Выбрать главу

По смерти графа был уничтожен один его бег под Донским, и две китовые кости тогда же поступили в Московский университет: последние тоже уцелели от пожара 1812 года и сохраняются посейчас.

Граф А. Г. Орлов, как известно, знаменит также своими заслугами в деле российского коннозаводства – почин кровного коннозаводства и тесно связанного с ним скакового дела положен им в Москве в 1785 году.

Граф в этом году завел в столице публичные скачки на призы, ранее того выписал из Англии лучших скакунов и из Аравии – редких производителей. Известный знаток конского дела П. А. Дубовицкий говорит, что орловский рысак усовершенствован был графом по строго задуманному им плану, причем он доказал фактами, ссылаясь на другие заводы наших вельмож (и особенно на обширный Серебряно-Прудский завод графа Шереметева), имевшие те же богатые и разнообразные типы всех европейских и азиатских пород, что хотя они и производили весьма хороших лошадей, но не имели определенного типа, какой выработал граф Орлов, а потому все произведения этих громадных заводов исчезли бесследно.

Чрез искусное сочетание арабской и английской крови граф вывел и тип верховой лошади – такой тип, какой известен в лице его знаменитого Свирепого, который не гнулся под девятипудовым богатырем-вельможей, когда он, залитый золотом и бриллиантами, красовался на гуляньях в Москве, выезжая в пышных поездах с огромной свитой, составлявшею нечто среднее между восточною роскошью и средневековою торжественностью рыцарских турниров.

Проживая все царствование императора Павла I в Дрездене, граф и там удивлял немцев своими выездами; особенно любовались последние его кобылами Арфой и Амазонкой. Другие любимые его две лошади были Потешный и Каток: первую граф подарил князю Голицыну, а второй по наследству достался генералу Алексею Алексеевичу Чесменскому.

До самого нашествия Наполеона они не переставали по зимам спорить между собою на москворецком беге и, при всей своей старости, не встречали себе соперников. Граф, помимо лошадиной охоты, имел и псовую для истребления волков, тревоживших его табуны; граф сам вел собственноручно родословные своих собак; у него также были почтовые голуби, летавшие с письмами в его Хатунскую волость за 70 верст из Москвы.

Известны еще посейчас орловские бойцовые гуси, а также и орловские канарейки с особенным напевом. По рассказам, граф был необыкновенно хлебосолен и приветлив.

К его обеду ежедневно могли приезжать находившиеся в Москве дворяне, хотя бы с ним и незнакомые, но для этого они должны были быть в дворянском мундире. Если же приехавший незнакомый был в партикулярном платье, тогда граф спрашивал у него: «От кого вы, батюшка, присланы?», и когда незнакомец называл себя, тогда граф извинялся, что не разглядел, ибо по старости уже плохо видит.

Этим граф давал разуметь, что всякий, но только русский дворянин имеет право на его хлебосольство. По воскресеньям у него обедало от 150 до 300 человек.

Со смертью графа Алексея Орлова его Нескучное пришло в упадок. Дочь его, графиня Анна Алексеевна, была так потрясена потерей отца, что дала обет перед образом не знать уже более никаких светских удовольствий.

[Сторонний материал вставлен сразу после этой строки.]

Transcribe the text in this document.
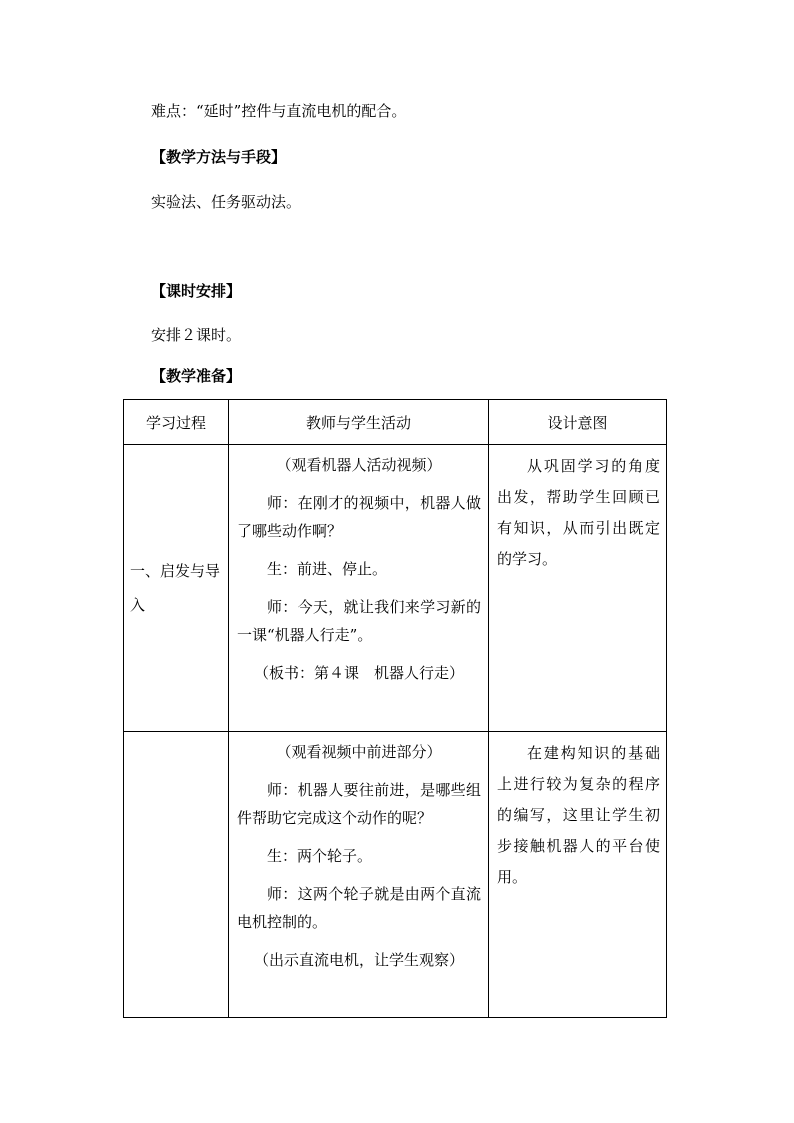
难点：“延时”控件与直流电机的配合。
【教学方法与手段】
实验法、任务驱动法。
【课时安排】
安排２课时。
【教学准备】
学习过程	教师与学生活动	设计意图

一、启发与导入	（观看机器人活动视频）

师：在刚才的视频中，机器人做了哪些动作啊？

生：前进、停止。

师：今天，就让我们来学习新的一课“机器人行走”。

（板书：第４课　机器人行走）	从巩固学习的角度出发，帮助学生回顾已有知识，从而引出既定的学习。

	（观看视频中前进部分）

师：机器人要往前进，是哪些组件帮助它完成这个动作的呢？

生：两个轮子。

师：这两个轮子就是由两个直流电机控制的。

（出示直流电机，让学生观察）	在建构知识的基础上进行较为复杂的程序的编写，这里让学生初步接触机器人的平台使用。
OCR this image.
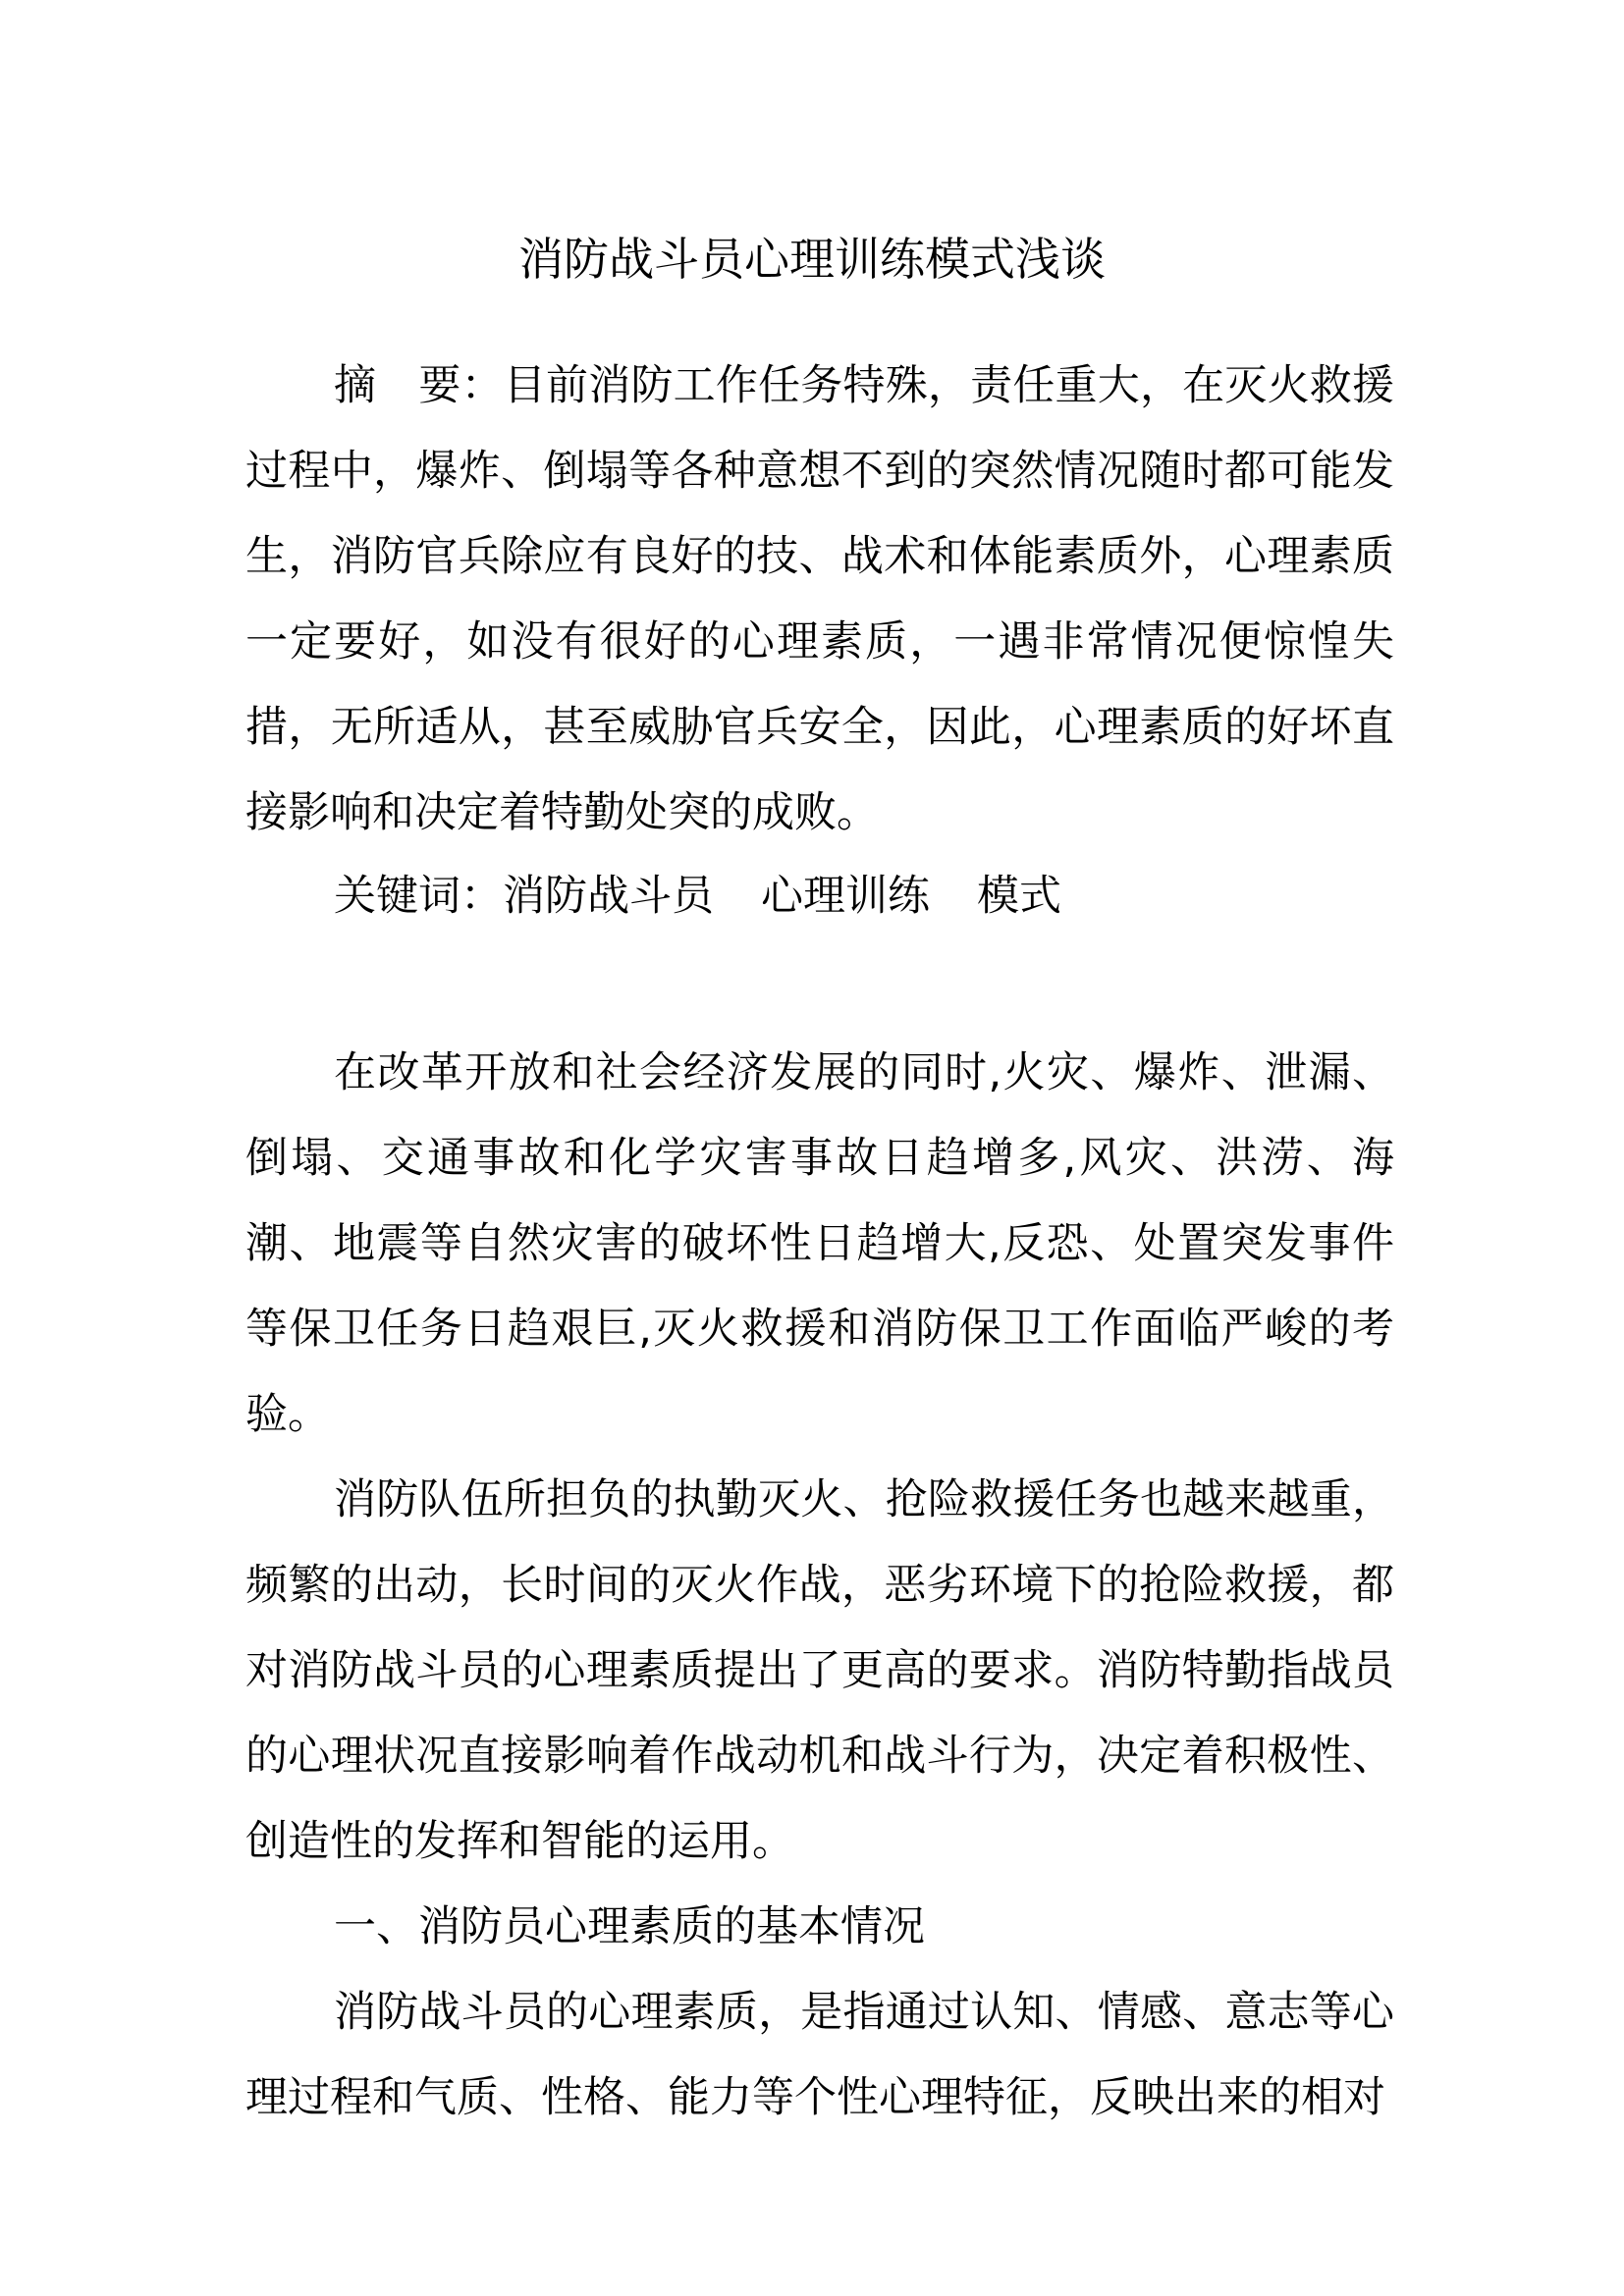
消防战斗员心理训练模式浅谈
摘　要：目前消防工作任务特殊，责任重大，在灭火救援过程中，爆炸、倒塌等各种意想不到的突然情况随时都可能发生，消防官兵除应有良好的技、战术和体能素质外，心理素质一定要好，如没有很好的心理素质，一遇非常情况便惊惶失措，无所适从，甚至威胁官兵安全，因此，心理素质的好坏直接影响和决定着特勤处突的成败。
关键词：消防战斗员 心理训练 模式

在改革开放和社会经济发展的同时,火灾、爆炸、泄漏、倒塌、交通事故和化学灾害事故日趋增多,风灾、洪涝、海潮、地震等自然灾害的破坏性日趋增大,反恐、处置突发事件等保卫任务日趋艰巨,灭火救援和消防保卫工作面临严峻的考验。

消防队伍所担负的执勤灭火、抢险救援任务也越来越重，频繁的出动，长时间的灭火作战，恶劣环境下的抢险救援，都对消防战斗员的心理素质提出了更高的要求。消防特勤指战员的心理状况直接影响着作战动机和战斗行为，决定着积极性、创造性的发挥和智能的运用。

一、消防员心理素质的基本情况

消防战斗员的心理素质，是指通过认知、情感、意志等心理过程和气质、性格、能力等个性心理特征，反映出来的相对
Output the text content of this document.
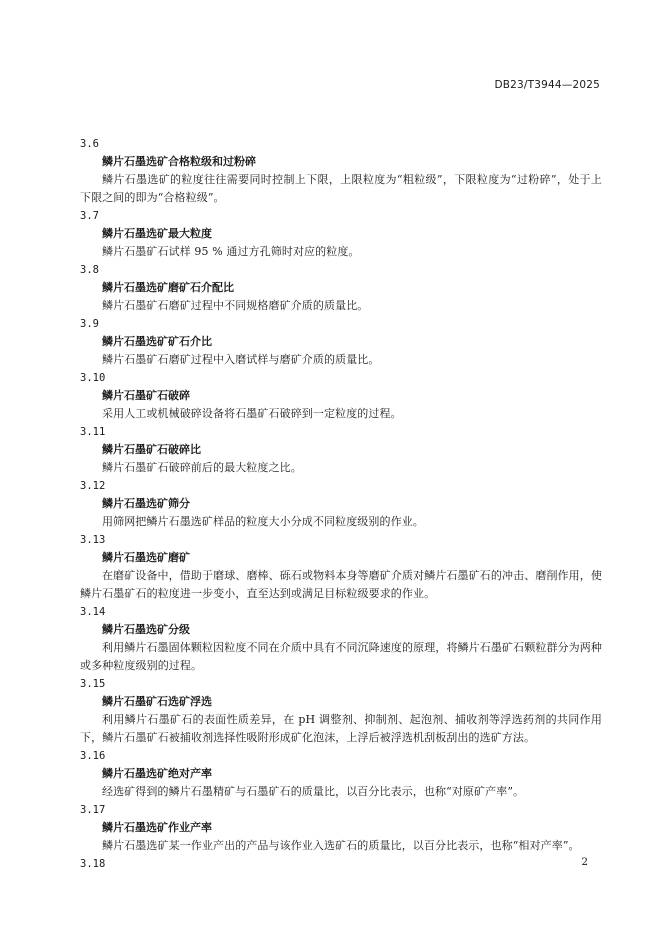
DB23/T3944—2025
3.6
鳞片石墨选矿合格粒级和过粉碎
鳞片石墨选矿的粒度往往需要同时控制上下限，上限粒度为“粗粒级”，下限粒度为“过粉碎”，处于上下限之间的即为“合格粒级”。
3.7
鳞片石墨选矿最大粒度
鳞片石墨矿石试样 95 % 通过方孔筛时对应的粒度。
3.8
鳞片石墨选矿磨矿石介配比
鳞片石墨矿石磨矿过程中不同规格磨矿介质的质量比。
3.9
鳞片石墨选矿矿石介比
鳞片石墨矿石磨矿过程中入磨试样与磨矿介质的质量比。
3.10
鳞片石墨矿石破碎
采用人工或机械破碎设备将石墨矿石破碎到一定粒度的过程。
3.11
鳞片石墨矿石破碎比
鳞片石墨矿石破碎前后的最大粒度之比。
3.12
鳞片石墨选矿筛分
用筛网把鳞片石墨选矿样品的粒度大小分成不同粒度级别的作业。
3.13
鳞片石墨选矿磨矿
在磨矿设备中，借助于磨球、磨棒、砾石或物料本身等磨矿介质对鳞片石墨矿石的冲击、磨削作用，使鳞片石墨矿石的粒度进一步变小，直至达到或满足目标粒级要求的作业。
3.14
鳞片石墨选矿分级
利用鳞片石墨固体颗粒因粒度不同在介质中具有不同沉降速度的原理，将鳞片石墨矿石颗粒群分为两种或多种粒度级别的过程。
3.15
鳞片石墨矿石选矿浮选
利用鳞片石墨矿石的表面性质差异，在 pH 调整剂、抑制剂、起泡剂、捕收剂等浮选药剂的共同作用下，鳞片石墨矿石被捕收剂选择性吸附形成矿化泡沫，上浮后被浮选机刮板刮出的选矿方法。
3.16
鳞片石墨选矿绝对产率
经选矿得到的鳞片石墨精矿与石墨矿石的质量比，以百分比表示，也称“对原矿产率”。
3.17
鳞片石墨选矿作业产率
鳞片石墨选矿某一作业产出的产品与该作业入选矿石的质量比，以百分比表示，也称“相对产率”。
3.18	2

Узнав о кончине отца, она впала в обморок, в котором пробыла четырнадцать часов. Нескучное в тридцатых годах, по словам бытописателя Москвы, было таким местом, где порядочные люди боялись прогуливаться.

Сад Нескучного сделался сборным местом цыган самого низкого разряда, отчаянных гуляк «в полуформе», бездомных мещан, ремесленников и лихих гостинодворцев, которые по воскресным дням приезжали сюда пропивать на шампанском и полушампанском барыши всей недели, гулять, буянить, придираться к немцам, ссориться с полуформенными удальцами и любезничать с «дамами».

Вот как рисует там картину гуляющих Загоскин: «На каждом шагу здесь встречались с вами купеческие сынки в длинных сюртуках и шалевых жилетах и замоскворецкие франты в венгерках; не очень ловкие, но зато чрезвычайно развязные барышни в кунавинских шалях, накинутых на одно плечо вроде греческих мантий. Вокруг трактира пахло пуншем, по аллеям раздавалось щелканье каленых орехов, хохот, громкие разговоры, разумеется на русском языке, иногда с примесью французских слов нижегородского наречия: „Коман ву портеву требьян! бон жур! мон шер!“ и т. д.»

Изредка вырывались фразы на немецком языке и можно было подслушать разговор какого-нибудь седельного мастера с подмастерьем булочника, которые, озираясь робко кругом, толковали между собою о действиях своего квартального надзирателя, о достоверных слухах, что их частный пристав будет скоро сменен, и о разных других политических предметах своего квартала.